Posted tagged ‘Labor Department’

HRO Can Help Companies Play the Employment Spread and Avoid its Pitfalls

October 29, 2009

The Consumer Confidence Index, earnings reports, unemployment rates, housing starts, inventory levels, non-farm productivity rates – we are all scanning leading and lagging surveys, reports and indexes for signs of where recovery will first start to occur and where the recession’s impact will linger longest.

To shed a little light on the outsourcing terrain, our September 2009 BPO buyer survey and 3Q09 HRO Confidence Index both indicate increased contract activity in 2010. All the providers we’ve been speaking with are excited about pipelines that are filling up with potential deals at every stage, from lookie-loo’s to those nearly ready to sign on the dotted line.

As reported this week by USA Today, more companies plan to hire rather than cut workers in the next six months. Most report no change (57 percent). Still, 24 percent said they planned to grow their workforce, up from 18 percent in July. Only 20 percent plan to trim further, down from 28 percent in July.

When hiring activity does increase, the service industries like retail, professional services and healthcare will lead with 31 percent expecting to add jobs in the next six months and only 3 percent cutting staff. Manufacturing will likely lag, with only 12 percent expecting to hire and 31 percent still anticipating further reductions, according to the National Association for Business Economics.

In our above-mentioned survey of 480 BPO buyers, the highest ranking current business metric was customer retention, followed by cutting costs and increasing revenue. Staff retention came in only 5th out of 6 in business metric importance. The gap in importance could be because employers are still playing the productivity spread. Productivity has been rising as companies have been able to produce what they need with fewer workers. According to the Labor Department, non-farm productivity rose 6.4 percent in the second quarter, even as unit labor costs fell by 5.8 percent.

And while we need not yet prepare for a grand hiring extravaganza as employers are likely to milk the productivity spread as long as they can to put off hiring, organizations must start playing their cards right in terms of staff retention and hiring plans, or they will be one-upped by their competitors.

As my colleague Gary pointed out in his recent blog on staff retention, ignoring rising indicators of employee discontent could leave employers not only adding hires to meet increased demand, but facing a more disruptive rise in turnover in high performers and hard to replace positions.
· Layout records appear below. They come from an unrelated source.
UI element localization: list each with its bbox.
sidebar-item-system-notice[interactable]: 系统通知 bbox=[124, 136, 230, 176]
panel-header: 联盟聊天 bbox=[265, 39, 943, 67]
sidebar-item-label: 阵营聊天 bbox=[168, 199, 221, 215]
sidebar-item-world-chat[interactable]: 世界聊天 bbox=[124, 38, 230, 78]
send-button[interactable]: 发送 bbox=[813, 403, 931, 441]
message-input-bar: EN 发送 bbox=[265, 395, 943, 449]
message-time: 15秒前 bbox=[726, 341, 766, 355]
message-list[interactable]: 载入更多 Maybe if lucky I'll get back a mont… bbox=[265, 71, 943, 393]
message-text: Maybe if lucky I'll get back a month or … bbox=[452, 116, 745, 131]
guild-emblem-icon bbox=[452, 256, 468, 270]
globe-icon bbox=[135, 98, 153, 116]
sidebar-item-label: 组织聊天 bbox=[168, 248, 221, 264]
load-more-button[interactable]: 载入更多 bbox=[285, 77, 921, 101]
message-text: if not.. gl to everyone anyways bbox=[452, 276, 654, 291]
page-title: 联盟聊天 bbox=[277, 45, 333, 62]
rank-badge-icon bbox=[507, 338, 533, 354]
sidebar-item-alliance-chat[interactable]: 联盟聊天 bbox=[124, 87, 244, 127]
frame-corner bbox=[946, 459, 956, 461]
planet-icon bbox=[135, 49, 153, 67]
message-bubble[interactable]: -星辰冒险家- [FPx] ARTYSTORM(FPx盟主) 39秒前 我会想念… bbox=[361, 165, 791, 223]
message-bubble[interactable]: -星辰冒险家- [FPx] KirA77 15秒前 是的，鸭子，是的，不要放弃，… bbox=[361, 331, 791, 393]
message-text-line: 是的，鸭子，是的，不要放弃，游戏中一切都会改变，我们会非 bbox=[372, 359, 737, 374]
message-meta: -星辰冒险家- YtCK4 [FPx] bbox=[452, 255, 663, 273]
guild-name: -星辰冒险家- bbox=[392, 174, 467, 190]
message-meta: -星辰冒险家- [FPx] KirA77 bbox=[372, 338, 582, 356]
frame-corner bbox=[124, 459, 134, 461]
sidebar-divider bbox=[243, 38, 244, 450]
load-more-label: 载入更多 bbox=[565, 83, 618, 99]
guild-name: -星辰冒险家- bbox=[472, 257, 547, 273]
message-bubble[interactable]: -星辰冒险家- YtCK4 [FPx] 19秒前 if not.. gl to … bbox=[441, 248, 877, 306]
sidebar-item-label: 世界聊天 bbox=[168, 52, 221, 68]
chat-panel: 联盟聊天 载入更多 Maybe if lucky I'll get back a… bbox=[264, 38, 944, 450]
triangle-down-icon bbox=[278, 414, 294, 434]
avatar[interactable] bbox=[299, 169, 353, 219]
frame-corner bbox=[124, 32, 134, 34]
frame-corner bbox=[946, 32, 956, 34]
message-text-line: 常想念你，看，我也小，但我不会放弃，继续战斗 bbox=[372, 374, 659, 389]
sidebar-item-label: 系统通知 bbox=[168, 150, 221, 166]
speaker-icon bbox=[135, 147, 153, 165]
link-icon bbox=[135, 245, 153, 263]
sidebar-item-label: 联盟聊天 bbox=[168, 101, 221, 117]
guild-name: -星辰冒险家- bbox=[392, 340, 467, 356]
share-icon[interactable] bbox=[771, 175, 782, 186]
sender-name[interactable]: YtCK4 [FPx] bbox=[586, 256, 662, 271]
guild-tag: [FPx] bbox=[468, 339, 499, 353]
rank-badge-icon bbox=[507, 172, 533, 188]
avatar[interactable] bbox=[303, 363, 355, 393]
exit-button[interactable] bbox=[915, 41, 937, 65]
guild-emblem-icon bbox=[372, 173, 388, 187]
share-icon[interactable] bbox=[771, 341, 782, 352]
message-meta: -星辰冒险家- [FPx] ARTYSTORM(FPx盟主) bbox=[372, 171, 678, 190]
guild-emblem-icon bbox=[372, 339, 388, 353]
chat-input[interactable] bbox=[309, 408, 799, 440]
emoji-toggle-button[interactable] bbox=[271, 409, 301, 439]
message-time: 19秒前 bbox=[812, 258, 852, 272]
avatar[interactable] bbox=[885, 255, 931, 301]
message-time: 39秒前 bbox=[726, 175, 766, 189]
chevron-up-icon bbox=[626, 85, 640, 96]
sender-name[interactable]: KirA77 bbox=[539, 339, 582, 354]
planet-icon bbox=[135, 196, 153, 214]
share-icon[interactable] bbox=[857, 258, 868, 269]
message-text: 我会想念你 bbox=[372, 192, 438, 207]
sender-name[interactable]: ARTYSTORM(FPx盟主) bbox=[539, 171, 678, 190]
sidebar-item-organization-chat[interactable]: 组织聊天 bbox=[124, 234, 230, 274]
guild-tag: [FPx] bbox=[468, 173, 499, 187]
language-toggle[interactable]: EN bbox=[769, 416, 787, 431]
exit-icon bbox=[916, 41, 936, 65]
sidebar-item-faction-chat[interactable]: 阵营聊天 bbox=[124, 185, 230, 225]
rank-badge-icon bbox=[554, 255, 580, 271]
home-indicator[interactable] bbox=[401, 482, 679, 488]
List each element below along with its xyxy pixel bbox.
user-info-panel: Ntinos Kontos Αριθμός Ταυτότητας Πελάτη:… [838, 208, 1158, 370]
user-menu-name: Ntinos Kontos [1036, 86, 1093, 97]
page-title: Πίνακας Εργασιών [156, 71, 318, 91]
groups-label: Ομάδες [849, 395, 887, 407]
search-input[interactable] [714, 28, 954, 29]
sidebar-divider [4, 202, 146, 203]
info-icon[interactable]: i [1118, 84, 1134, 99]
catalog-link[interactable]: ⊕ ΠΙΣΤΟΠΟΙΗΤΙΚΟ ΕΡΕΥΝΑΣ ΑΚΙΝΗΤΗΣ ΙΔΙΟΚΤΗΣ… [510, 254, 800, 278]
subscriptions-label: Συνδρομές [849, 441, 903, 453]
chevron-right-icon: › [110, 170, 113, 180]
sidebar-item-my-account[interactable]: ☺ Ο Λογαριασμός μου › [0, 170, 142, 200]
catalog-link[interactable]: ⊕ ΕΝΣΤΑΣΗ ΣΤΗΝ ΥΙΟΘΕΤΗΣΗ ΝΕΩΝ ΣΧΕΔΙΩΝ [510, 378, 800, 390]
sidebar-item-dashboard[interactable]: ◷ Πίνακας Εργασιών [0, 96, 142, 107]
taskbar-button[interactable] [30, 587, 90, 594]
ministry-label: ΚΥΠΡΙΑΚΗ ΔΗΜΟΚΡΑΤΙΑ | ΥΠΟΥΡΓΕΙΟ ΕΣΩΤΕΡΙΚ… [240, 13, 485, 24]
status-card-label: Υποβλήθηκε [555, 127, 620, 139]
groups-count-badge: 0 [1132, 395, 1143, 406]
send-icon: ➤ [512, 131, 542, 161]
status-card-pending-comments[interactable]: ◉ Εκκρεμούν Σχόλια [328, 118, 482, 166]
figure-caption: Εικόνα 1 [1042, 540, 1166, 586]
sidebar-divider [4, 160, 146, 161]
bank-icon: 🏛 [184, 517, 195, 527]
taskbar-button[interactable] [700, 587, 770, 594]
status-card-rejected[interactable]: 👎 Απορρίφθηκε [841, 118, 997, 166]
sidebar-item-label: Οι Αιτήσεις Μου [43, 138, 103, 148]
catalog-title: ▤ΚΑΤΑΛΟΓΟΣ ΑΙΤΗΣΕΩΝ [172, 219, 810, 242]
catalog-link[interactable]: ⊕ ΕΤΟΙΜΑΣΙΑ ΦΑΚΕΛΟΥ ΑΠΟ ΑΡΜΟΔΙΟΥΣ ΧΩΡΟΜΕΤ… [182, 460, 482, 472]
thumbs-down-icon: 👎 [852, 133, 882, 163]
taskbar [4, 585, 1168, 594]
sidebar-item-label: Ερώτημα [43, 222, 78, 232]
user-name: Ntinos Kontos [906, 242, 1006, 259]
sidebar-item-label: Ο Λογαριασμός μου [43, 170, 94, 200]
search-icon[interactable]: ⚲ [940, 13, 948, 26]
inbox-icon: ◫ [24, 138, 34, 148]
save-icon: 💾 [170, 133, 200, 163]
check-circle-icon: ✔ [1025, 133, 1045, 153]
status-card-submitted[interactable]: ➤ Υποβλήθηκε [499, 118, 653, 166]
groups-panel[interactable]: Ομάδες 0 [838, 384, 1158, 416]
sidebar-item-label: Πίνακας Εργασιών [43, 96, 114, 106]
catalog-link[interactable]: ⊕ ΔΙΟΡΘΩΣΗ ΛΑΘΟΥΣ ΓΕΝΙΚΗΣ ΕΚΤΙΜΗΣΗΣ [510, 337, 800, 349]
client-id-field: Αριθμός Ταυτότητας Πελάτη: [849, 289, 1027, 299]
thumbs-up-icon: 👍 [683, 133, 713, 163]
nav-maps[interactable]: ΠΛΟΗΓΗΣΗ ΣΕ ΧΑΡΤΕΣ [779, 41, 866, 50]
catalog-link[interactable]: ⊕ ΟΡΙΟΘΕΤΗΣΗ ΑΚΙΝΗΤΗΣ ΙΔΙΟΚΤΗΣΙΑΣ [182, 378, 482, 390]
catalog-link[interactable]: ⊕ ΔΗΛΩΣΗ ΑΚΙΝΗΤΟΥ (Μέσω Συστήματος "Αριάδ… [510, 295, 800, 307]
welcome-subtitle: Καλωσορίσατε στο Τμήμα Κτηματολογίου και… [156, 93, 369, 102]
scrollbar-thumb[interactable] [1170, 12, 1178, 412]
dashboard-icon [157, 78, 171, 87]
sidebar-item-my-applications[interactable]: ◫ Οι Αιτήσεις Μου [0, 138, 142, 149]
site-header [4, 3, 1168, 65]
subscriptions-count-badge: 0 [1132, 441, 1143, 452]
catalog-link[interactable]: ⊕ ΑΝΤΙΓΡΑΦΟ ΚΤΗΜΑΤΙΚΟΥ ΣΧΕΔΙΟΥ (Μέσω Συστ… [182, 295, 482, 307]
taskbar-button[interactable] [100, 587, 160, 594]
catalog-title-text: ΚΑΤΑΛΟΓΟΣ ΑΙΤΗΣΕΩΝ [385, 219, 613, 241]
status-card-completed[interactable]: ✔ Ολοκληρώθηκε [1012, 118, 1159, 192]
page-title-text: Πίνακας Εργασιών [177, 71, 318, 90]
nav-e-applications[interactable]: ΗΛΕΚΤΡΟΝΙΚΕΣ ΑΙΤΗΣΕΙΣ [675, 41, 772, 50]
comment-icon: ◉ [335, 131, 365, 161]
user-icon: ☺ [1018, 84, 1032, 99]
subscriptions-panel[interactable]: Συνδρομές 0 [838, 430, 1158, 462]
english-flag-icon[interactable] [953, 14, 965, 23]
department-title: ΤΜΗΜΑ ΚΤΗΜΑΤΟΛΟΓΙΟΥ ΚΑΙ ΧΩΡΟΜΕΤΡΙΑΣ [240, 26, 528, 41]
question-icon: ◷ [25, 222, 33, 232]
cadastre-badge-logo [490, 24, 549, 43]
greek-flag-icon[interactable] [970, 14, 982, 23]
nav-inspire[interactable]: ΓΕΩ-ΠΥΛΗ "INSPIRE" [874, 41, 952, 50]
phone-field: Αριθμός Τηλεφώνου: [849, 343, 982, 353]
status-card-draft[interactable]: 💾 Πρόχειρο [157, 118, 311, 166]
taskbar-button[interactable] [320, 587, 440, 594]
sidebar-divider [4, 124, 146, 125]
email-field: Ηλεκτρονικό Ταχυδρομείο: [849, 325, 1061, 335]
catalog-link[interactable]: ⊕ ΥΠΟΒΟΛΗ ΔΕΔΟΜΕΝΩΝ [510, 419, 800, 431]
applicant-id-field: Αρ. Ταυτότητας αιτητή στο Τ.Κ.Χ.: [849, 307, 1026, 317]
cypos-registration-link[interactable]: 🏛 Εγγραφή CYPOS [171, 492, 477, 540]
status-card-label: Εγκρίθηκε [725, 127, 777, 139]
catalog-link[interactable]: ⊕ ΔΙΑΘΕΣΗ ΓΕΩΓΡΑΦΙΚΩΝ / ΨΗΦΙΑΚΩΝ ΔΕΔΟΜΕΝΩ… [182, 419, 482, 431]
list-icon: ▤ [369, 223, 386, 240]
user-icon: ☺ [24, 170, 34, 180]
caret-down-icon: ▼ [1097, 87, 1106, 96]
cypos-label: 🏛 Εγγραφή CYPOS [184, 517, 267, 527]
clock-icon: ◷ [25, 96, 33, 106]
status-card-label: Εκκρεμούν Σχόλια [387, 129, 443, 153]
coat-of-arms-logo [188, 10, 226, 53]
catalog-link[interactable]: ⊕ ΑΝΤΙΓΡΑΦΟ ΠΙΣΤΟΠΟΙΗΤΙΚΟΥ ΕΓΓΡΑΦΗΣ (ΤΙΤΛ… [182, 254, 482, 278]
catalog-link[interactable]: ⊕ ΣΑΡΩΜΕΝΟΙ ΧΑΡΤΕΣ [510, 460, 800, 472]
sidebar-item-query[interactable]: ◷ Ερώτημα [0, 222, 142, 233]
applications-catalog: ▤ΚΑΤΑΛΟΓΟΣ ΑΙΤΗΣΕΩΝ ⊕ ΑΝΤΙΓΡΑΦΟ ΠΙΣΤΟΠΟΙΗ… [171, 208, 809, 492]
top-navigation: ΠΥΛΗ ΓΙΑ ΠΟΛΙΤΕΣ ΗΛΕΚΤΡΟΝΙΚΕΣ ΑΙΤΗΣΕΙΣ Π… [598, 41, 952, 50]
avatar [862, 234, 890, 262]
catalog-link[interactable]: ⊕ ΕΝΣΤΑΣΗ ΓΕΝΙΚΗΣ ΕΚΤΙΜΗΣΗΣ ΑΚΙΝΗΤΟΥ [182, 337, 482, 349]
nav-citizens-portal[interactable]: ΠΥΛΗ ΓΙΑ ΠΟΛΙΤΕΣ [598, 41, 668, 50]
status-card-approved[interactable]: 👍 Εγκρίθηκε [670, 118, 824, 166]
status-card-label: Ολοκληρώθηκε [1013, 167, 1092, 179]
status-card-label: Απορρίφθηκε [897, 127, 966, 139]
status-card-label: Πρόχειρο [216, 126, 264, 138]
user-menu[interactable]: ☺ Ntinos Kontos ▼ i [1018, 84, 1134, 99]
HR’s HRO partners must be forward thinking. For sales in the pipeline, HRO providers need to show how their services will help prospects prepare for and manage workforce changes. And for current clients, providers must be proactive and help them prepare for recovery by holding early discussions on using their available centralized data and analytics to anticipate needs – needs they can then gear up to help their clients meet.